Dressed in a multicolored T-shirt and designer jeans, Rita de Melo Dias is windowshopping in one of Sao Paulo's modern shopping malls.

''See those jeans?'' she asks. ''That's the kind we make at my plant, but I thought they were all exported. I guess there's a market for them right here in Brazil, too.''

Indeed, there is. Brazil's blue-jean industry is the second largest in the world. Its blue-jean sales this year will top $7.5 billion, with three-quarters of that amount sold in Brazil. The industry was built in just 12 years; its success reflects the rapid economic advances of many sectors of the Brazilian business community.

And Rita de Melo, secretary to a blue-jeans designer, reflects the changing complexion of young, middle-class Brazilians - a new consumer-oriented generation with money to spend that is very much like the urban middle class in many United States cities.

Many of Rita's contemporaries in the US, with whom except for language she would be comfortable, wear jeans made in Brazil, including some from Rita's plant.

''It's a dynamic, boom market,'' says a spokesman for the Associacao Brasileira de Jeans, the blue-jean industry's trade organization.

Yet that boom market, involving perhaps 60 million people, does not touch more than half the country's 125 million people. The number of have-nots in this sprawling country may well be growing faster than the haves, given the nation's population spiral.

For every Rita de Melo who is part of the Brazilian boom, there is a Susana Franco da Costa who is not part of it.

Just six blocks from Rita's air-conditioned shopping center of boutiques, designer clothing shops, and stores selling just about any consumer item that would be found in US shopping malls - Susana hunches over a stone basin, doing laundry in cold water.

The too-tight dress she wears is a hand-me-down from an older sister. The clothes she is washing are well worn, patched here and there.

''I've never been there,'' she confesses with a wan smile as she talks of the nearby shopping mall. ''I guess I'm scared to go, for everything will look too inviting. I am not sure I want to face that situation.''

Susana lives with her widowed mother in a ghetto-like favela on the edge of Sao Paulo, the heart of the industrial and agricultural region that has made Brazil the world's eighth-largest economic force.

She got a grade-school education, excelling in Portuguese literature, ''which I love,'' before her family's improving economic fortunes darkened with her father's passing 10 years ago. He managed on a small income to pay for schooling for his three daughters and had hopes of taking the family out of the favela into something better. Susana's face clouds as she talks of those dashed hopes.

For millions in Brazil, it is not a case of dashed hopes, but of no hope. This is the problem that mortgages Brazil's future.

Can this nation, Latin America's largest, really say it has ''made the grade, '' as a government candidate in the Nov. 15 voting took pride in proclaiming, with half its people outside this growth?

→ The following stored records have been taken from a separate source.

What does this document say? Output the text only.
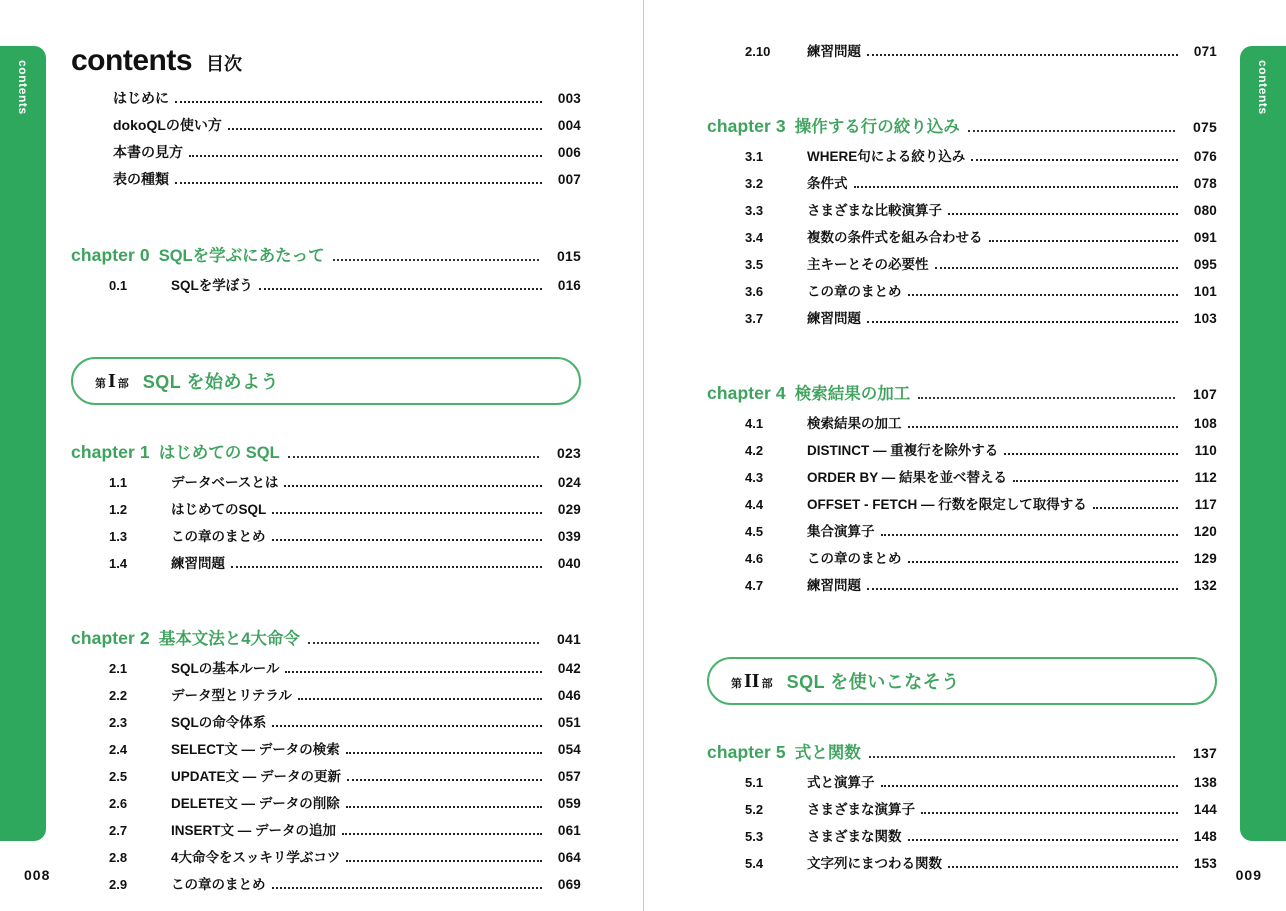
contents contents 目次
はじめに	003
dokoQLの使い方	004
本書の見方	006
表の種類	007
chapter 0 SQLを学ぶにあたって	015
0.1	SQLを学ぼう	016
第 I 部 SQL を始めよう
chapter 1 はじめての SQL	023
1.1	データベースとは	024
1.2	はじめてのSQL	029
1.3	この章のまとめ	039
1.4	練習問題	040
chapter 2 基本文法と4大命令	041
2.1	SQLの基本ルール	042
2.2	データ型とリテラル	046
2.3	SQLの命令体系	051
2.4	SELECT文 ― データの検索	054
2.5	UPDATE文 ― データの更新	057
2.6	DELETE文 ― データの削除	059
2.7	INSERT文 ― データの追加	061
2.8	4大命令をスッキリ学ぶコツ	064
2.9	この章のまとめ	069
008
contents
2.10	練習問題	071
chapter 3 操作する行の絞り込み	075
3.1	WHERE句による絞り込み	076
3.2	条件式	078
3.3	さまざまな比較演算子	080
3.4	複数の条件式を組み合わせる	091
3.5	主キーとその必要性	095
3.6	この章のまとめ	101
3.7	練習問題	103
chapter 4 検索結果の加工	107
4.1	検索結果の加工	108
4.2	DISTINCT ― 重複行を除外する	110
4.3	ORDER BY ― 結果を並べ替える	112
4.4	OFFSET - FETCH ― 行数を限定して取得する	117
4.5	集合演算子	120
4.6	この章のまとめ	129
4.7	練習問題	132
第 II 部 SQL を使いこなそう
chapter 5 式と関数	137
5.1	式と演算子	138
5.2	さまざまな演算子	144
5.3	さまざまな関数	148
5.4	文字列にまつわる関数	153
009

The millions of Rita de Melos in Sao Paulo, Rio de Janeiro, Belo Horizonte, Port Alegre, and elsewhere are testimony that the Brazil can provide promising futures for many who are upwardly mobil. Many young people are earning $5,000 or more yearly, a good salary here.

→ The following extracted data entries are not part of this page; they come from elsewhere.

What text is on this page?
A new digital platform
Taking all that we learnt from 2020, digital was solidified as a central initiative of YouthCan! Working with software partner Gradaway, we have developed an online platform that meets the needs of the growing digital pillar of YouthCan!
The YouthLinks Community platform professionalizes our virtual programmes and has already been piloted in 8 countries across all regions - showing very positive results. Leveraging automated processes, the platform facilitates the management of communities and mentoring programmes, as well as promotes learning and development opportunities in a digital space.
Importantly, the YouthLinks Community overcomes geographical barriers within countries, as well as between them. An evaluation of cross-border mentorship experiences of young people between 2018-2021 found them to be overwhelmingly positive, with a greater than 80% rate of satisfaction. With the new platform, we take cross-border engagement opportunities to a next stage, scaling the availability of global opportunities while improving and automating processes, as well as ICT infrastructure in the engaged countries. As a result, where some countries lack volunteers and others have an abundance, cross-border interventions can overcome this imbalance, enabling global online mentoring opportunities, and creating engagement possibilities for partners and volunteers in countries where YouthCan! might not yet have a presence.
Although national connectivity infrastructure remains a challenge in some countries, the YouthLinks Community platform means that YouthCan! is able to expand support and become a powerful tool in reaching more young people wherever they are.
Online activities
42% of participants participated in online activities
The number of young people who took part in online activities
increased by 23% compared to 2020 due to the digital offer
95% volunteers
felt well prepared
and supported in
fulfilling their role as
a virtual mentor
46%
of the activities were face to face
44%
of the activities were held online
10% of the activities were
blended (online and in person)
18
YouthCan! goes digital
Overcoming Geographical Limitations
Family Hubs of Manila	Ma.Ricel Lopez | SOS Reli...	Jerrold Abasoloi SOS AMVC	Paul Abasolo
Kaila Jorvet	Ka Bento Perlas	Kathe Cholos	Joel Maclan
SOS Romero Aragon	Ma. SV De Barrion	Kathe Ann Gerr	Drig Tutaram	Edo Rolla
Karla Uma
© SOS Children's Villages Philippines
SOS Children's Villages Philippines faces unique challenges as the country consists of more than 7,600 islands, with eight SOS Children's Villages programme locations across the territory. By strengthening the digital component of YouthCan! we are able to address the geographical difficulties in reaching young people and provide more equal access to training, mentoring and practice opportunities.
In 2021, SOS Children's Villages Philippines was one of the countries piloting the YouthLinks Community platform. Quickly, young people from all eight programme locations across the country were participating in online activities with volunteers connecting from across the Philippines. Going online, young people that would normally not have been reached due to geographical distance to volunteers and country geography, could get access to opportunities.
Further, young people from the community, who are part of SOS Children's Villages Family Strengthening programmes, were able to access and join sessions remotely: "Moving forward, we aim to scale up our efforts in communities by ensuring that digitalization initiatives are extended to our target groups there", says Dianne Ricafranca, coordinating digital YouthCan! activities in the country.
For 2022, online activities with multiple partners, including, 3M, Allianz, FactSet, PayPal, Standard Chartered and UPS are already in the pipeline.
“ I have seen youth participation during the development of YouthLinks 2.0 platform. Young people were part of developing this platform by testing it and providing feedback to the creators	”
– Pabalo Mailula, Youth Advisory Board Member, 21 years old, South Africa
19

But half the population is like Susana Franco, either unemployed or underemployed (Susana works in a shoe factory part-time). Many of these people live on the edge of society; some live completely outside the mainstream economy.

The question of whether Brazil can be ''making it'' when so many of its people are not haunts many of Brazil's industrial and government leaders. Newspapers and news magazines here regularly tell stories that touch on this theme.

Istoe, in one of its weekly issues, noted last month that infant mortality in urban ghettos and rural regions of the country is ''extremely high,'' particularly in the impoverished northeast.

And statistics issued in Brasilia in November showed that 30 million Brazilians - one-quarter of the population - are ''totally removed from the economy.'' These are people who generally receive no education, who live in inadequate housing, and dress in rags, and do not hold gainful employment.

How do they survive? How do they manage? ''Badly,'' says Banco do Brasil economist Helio Barbosa da Sousa. ''No . . . worse, they barely survive.''

There was a time a few years ago when Brazilian officials and others more or less wrote off this part of the population - holding that if the rest of Brazil was to advance it could not worry about these millions.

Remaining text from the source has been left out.